The World Economic Forum predicts that two billion new homes need to be built in the coming 80 years. This is a direct result from a rising population, an ageing population and an increase of one to two person households. The United Nations Human Rights Council reports that the cost of housing is escalating at alarming rates, making housing unaffordable for the middle class. Building these homes will be a hot topic to solve for a lot of countries. It’s not just about the amount of resources: in this era of global warming and climate change where countries have to think about reducing carbon emissions and finding sustainable solutions.
The definition of urban living: Urban Living includes furnishing your home with multifunctional furniture that is in multifunctional rooms, making optimal use of space as space is scarce, leavening a feint carbon footprint by recycling and finding ways to spare the environment.
“We all know that in the near future our growing world population as well as urbanization will create challenges in providing homes for everyone.
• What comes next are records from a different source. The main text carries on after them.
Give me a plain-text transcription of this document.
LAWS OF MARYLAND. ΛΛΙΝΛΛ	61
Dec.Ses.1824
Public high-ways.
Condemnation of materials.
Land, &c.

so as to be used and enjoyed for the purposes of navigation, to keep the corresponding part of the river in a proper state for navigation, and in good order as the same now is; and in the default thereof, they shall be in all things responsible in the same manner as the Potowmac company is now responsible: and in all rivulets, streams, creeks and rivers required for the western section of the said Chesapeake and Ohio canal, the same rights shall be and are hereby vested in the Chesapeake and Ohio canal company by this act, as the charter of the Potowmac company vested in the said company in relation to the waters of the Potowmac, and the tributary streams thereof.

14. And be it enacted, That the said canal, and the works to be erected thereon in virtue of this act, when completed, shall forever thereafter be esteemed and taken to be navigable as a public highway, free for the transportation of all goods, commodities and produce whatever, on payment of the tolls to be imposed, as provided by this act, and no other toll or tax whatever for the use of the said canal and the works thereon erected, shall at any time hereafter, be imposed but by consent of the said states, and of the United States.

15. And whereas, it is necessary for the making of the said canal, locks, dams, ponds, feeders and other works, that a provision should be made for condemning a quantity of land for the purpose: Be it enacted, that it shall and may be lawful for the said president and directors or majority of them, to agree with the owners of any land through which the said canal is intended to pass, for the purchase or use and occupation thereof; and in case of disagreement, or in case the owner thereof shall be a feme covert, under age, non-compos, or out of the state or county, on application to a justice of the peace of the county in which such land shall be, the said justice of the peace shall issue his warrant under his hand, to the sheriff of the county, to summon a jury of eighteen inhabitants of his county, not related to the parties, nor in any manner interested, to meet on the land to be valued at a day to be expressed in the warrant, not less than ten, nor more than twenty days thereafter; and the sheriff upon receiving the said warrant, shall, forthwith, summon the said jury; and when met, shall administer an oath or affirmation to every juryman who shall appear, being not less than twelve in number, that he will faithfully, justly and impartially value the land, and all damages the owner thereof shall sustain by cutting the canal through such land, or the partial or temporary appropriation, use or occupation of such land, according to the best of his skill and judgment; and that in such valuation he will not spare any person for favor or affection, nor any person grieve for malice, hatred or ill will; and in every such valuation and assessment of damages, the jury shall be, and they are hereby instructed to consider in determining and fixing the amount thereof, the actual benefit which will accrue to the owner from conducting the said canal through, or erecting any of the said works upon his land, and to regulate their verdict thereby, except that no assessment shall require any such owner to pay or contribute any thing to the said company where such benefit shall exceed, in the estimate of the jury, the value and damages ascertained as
The available space is becoming scarce and the costs of living in cities will only get higher. The future of housing in larger cities will change and homes will be a lot smaller, apartment complexes will offer shared functionalities that residents can use if required,” says Roland van der Velden, Innovation Manager Bruynzeel.
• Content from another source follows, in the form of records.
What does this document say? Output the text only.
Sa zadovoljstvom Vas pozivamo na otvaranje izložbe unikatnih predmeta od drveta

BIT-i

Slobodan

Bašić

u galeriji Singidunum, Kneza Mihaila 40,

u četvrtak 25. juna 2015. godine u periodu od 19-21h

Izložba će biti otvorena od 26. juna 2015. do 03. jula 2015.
The urban living movement is getting bigger and bigger. This architectural and social movement advocates for downsizing living spaces. Other terms like micro housing and tiny housing are also used with the same idea of using less living space and reducing your carbon footprint.
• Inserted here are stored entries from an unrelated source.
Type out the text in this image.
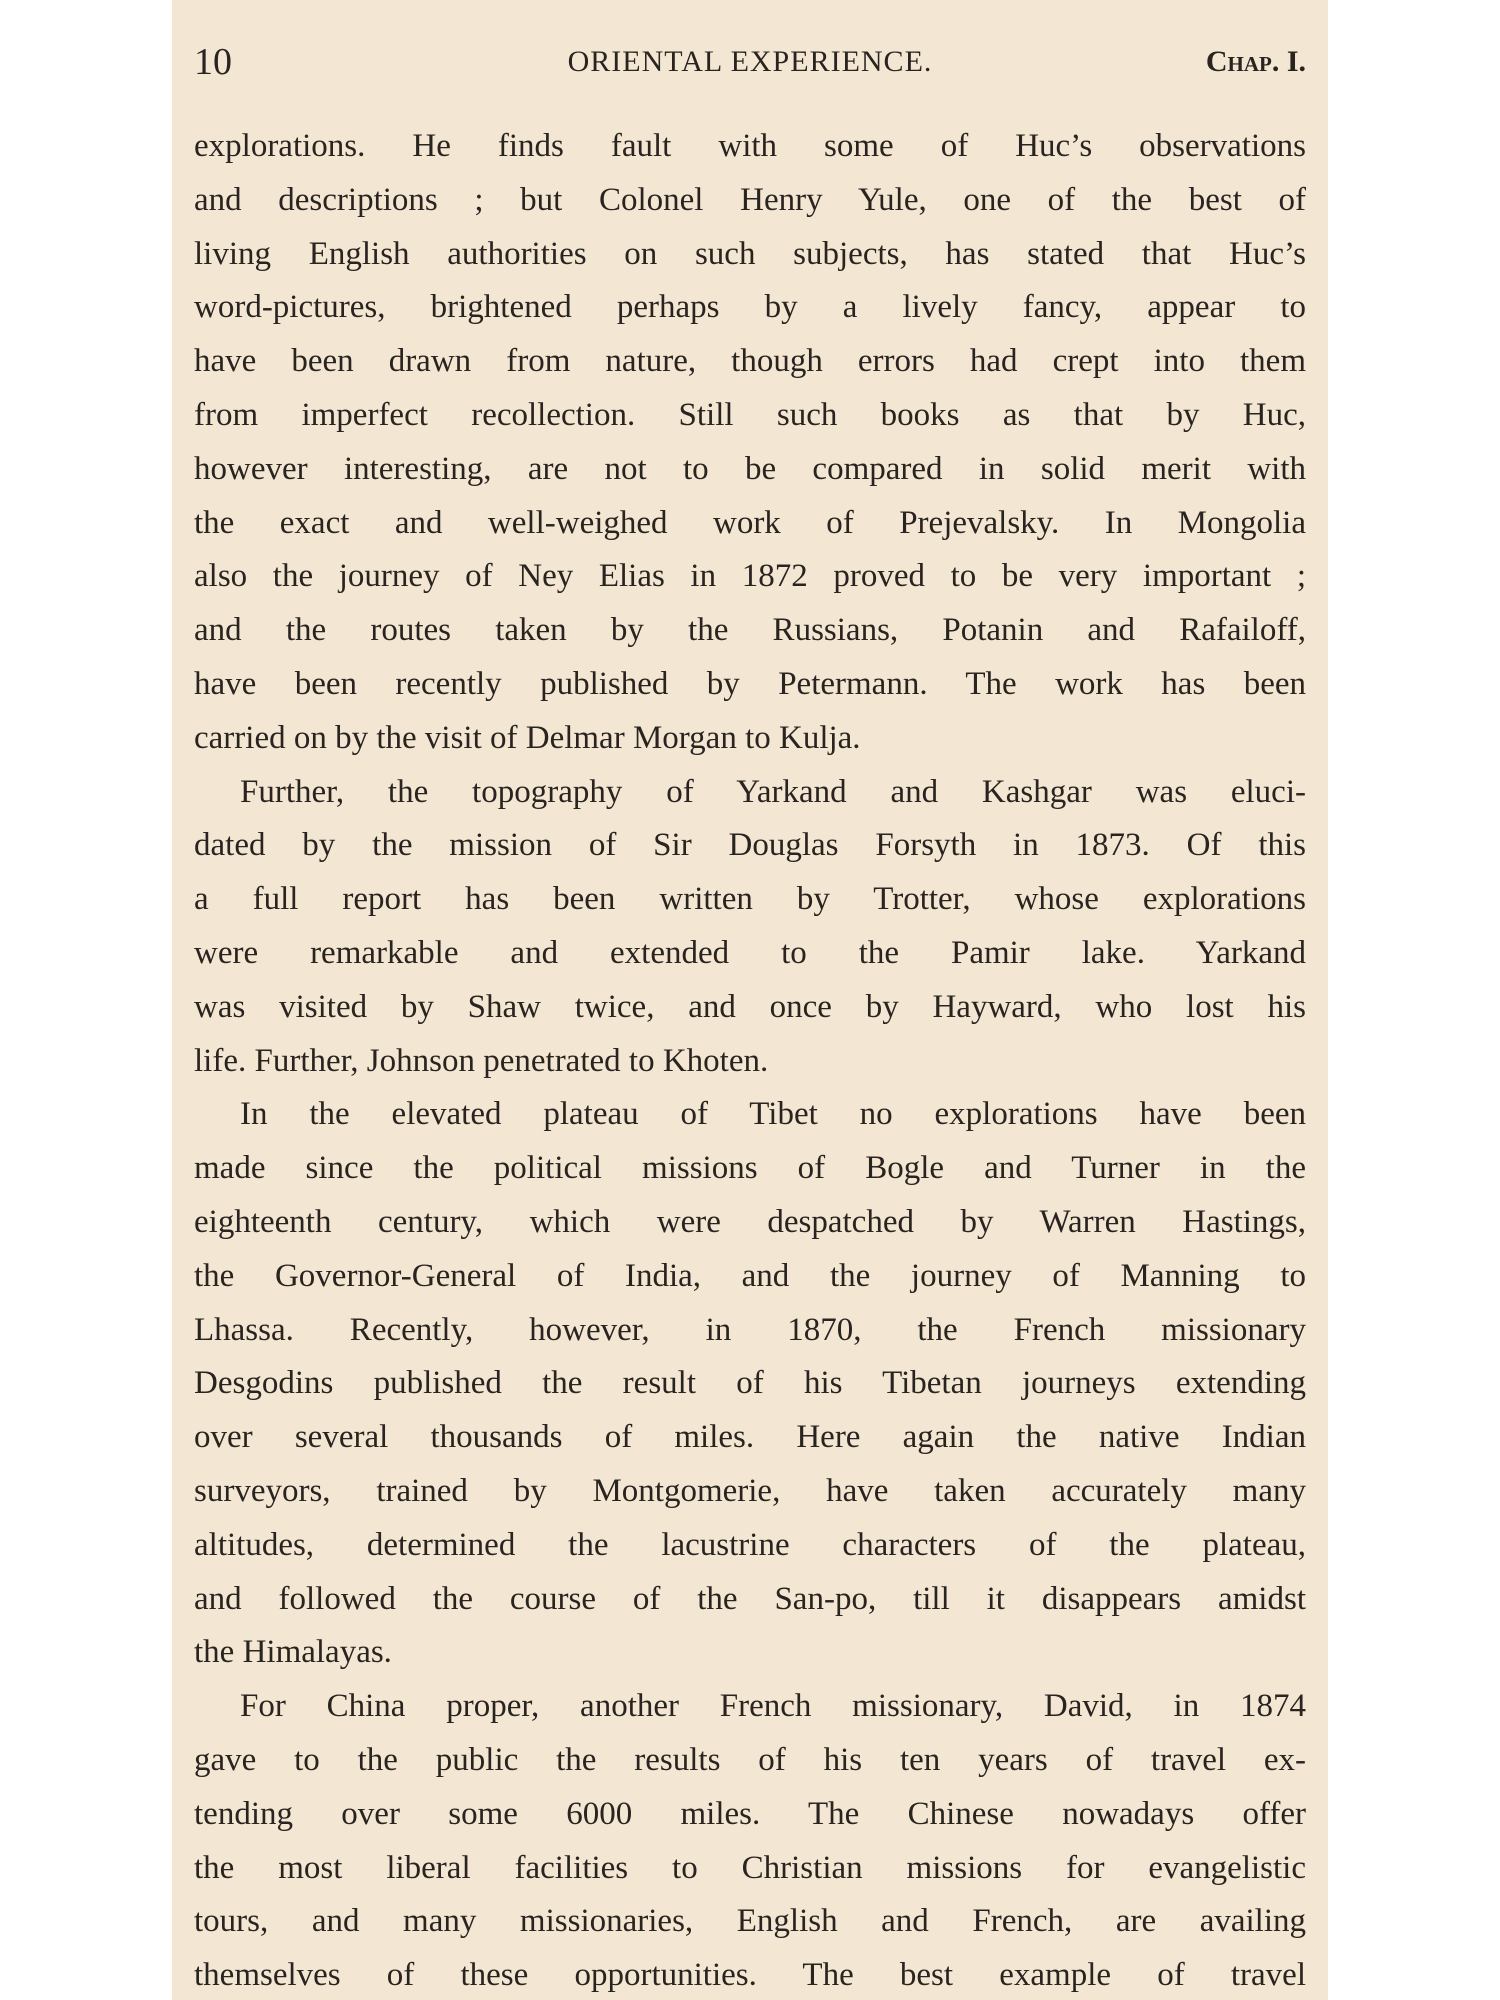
10	ORIENTAL EXPERIENCE.	Chap. I.
explorations. He finds fault with some of Huc’s observations
and descriptions ; but Colonel Henry Yule, one of the best of
living English authorities on such subjects, has stated that Huc’s
word-pictures, brightened perhaps by a lively fancy, appear to
have been drawn from nature, though errors had crept into them
from imperfect recollection. Still such books as that by Huc,
however interesting, are not to be compared in solid merit with
the exact and well-weighed work of Prejevalsky. In Mongolia
also the journey of Ney Elias in 1872 proved to be very important ;
and the routes taken by the Russians, Potanin and Rafailoff,
have been recently published by Petermann. The work has been
carried on by the visit of Delmar Morgan to Kulja.
Further, the topography of Yarkand and Kashgar was eluci-
dated by the mission of Sir Douglas Forsyth in 1873. Of this
a full report has been written by Trotter, whose explorations
were remarkable and extended to the Pamir lake. Yarkand
was visited by Shaw twice, and once by Hayward, who lost his
life. Further, Johnson penetrated to Khoten.
In the elevated plateau of Tibet no explorations have been
made since the political missions of Bogle and Turner in the
eighteenth century, which were despatched by Warren Hastings,
the Governor-General of India, and the journey of Manning to
Lhassa. Recently, however, in 1870, the French missionary
Desgodins published the result of his Tibetan journeys extending
over several thousands of miles. Here again the native Indian
surveyors, trained by Montgomerie, have taken accurately many
altitudes, determined the lacustrine characters of the plateau,
and followed the course of the San-po, till it disappears amidst
the Himalayas.
For China proper, another French missionary, David, in 1874
gave to the public the results of his ten years of travel ex-
tending over some 6000 miles. The Chinese nowadays offer
the most liberal facilities to Christian missions for evangelistic
tours, and many missionaries, English and French, are availing
themselves of these opportunities. The best example of travel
“Micro housing is a lifestyle or a need. It depends on the location, but pretty much in every continent, in every country there is a lack of space,” says Joao Pereira, Head Architect for the High 6 project at Tengbom.
As a company that focuses on space-creating solutions in the most sustainable way, Bruynzeel recently finished an exciting innovative urban living pilot project, called “the flexible wall”, in collaboration with Tengbom, one of the largest architect firms in the world, and OBOS, one of the Nordic countries largest housing builders.
Joao Pereira, the head architect explains: “there is a huge market, and growing need to find products that meet the users’ needs at home and at work.”
Van der Velden explains: “By providing space efficient urban living solutions like this flexible wall, we can contribute in a positive way to the housing problem. It’s fairly simple; a smaller house needs less building materials, less heating or cooling and therefor has a smaller footprint. It also provides fair opportunities for people to live in or near big cities.”
The prototype of the flexible wall has been tested in one of the “OBOS apartment houses” in Sweden. It is a multifunctional piece of furniture that can transform spaces for different functionalities. It contributes to people’s daily activities by offering the space they need at a certain time of the day.
“During daytime it can be used as your workspace, dining area or room for your kids to play and at night it will turn into a bedroom," says Roland van der Velden.